Afflux "important" de voitures russes à la frontière avec la Géorgie. Moscou a reconnu samedi un afflux "important" de voitures cherchant à se rendre en Géorgie, avec quelque 2300 véhicules comptabilisés à un seul poste-frontière. De nombreux Russes se sont aussi pressés aux frontières avec le Kazakhstan et la Mongolie, des témoignages faisant état de parfois plusieurs heures d'attente avant de pouvoir passer. Jeudi, le porte-parole du Kremlin, Dmitri Peskov, avait estimé pourtant que les informations faisant état d'un "exode" des Russes étaient "grandement exagérées".
Kiev appelle les mobilisés russes à se rendre. "Le pouvoir russe comprend parfaitement bien qu'il envoie ses citoyens à la mort", a affirmé samedi soir le président ukrainien Volodymyr Zelensky, s'adressant directement aux citoyens russes dans leur langue, avant d'appeler les forces de Moscou à se rendre. "Vous serez traités de manière civilisée... personne ne connaîtra les circonstances de votre reddition", a-t-il lancé.
Le chef de la logistique militaire russe remplacé en pleine mobilisation.
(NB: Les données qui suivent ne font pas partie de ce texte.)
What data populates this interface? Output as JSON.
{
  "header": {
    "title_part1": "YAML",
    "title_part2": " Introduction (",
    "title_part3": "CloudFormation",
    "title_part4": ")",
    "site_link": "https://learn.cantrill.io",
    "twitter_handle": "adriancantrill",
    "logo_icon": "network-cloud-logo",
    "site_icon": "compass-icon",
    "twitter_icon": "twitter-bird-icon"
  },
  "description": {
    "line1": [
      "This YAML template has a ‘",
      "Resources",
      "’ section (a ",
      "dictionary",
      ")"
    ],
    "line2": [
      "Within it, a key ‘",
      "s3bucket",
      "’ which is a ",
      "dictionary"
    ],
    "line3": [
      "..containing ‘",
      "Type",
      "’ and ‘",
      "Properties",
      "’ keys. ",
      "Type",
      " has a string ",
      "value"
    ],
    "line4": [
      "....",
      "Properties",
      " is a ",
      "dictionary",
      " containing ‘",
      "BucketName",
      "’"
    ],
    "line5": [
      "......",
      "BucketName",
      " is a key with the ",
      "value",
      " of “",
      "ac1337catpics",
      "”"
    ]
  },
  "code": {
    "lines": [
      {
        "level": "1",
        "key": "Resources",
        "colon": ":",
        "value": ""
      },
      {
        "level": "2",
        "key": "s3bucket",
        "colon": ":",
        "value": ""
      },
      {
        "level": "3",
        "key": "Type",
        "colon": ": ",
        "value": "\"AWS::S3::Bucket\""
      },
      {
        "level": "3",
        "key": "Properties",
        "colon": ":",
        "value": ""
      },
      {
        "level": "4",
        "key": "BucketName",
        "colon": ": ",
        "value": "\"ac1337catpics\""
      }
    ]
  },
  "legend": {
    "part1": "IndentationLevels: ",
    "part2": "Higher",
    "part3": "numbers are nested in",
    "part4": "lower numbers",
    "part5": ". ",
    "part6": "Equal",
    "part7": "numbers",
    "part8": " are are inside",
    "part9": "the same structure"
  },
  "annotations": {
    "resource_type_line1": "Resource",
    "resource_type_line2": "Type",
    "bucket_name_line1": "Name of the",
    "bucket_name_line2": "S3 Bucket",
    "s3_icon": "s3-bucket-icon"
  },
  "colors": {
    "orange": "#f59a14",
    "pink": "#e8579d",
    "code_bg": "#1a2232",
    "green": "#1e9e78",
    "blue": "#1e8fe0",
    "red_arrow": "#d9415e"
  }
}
La Russie a annoncé samedi le remplacement de son plus haut gradé chargé de la logistique, à l'aube d'une vaste campagne de mobilisation et alors que l'offensive en Ukraine a montré des difficultés en matière d'organisation. Selon les analystes, ces carences sont l'une des raisons expliquant les complications rencontrées par les troupes russes dès le début de l'offensive. Le général Dmitri Boulgakov, vice-ministre de la Défense, a été transféré à un "autre poste" et remplacé par le colonel général Mikhaïl Mizintsev, qui dirigeait jusque-là le Centre de contrôle de la défense nationale.
Les "référendums" d'annexion se poursuivent. La Russie a d'autre part poursuivi samedi ses "référendums" d'annexion, lancés la veille dans quatre r...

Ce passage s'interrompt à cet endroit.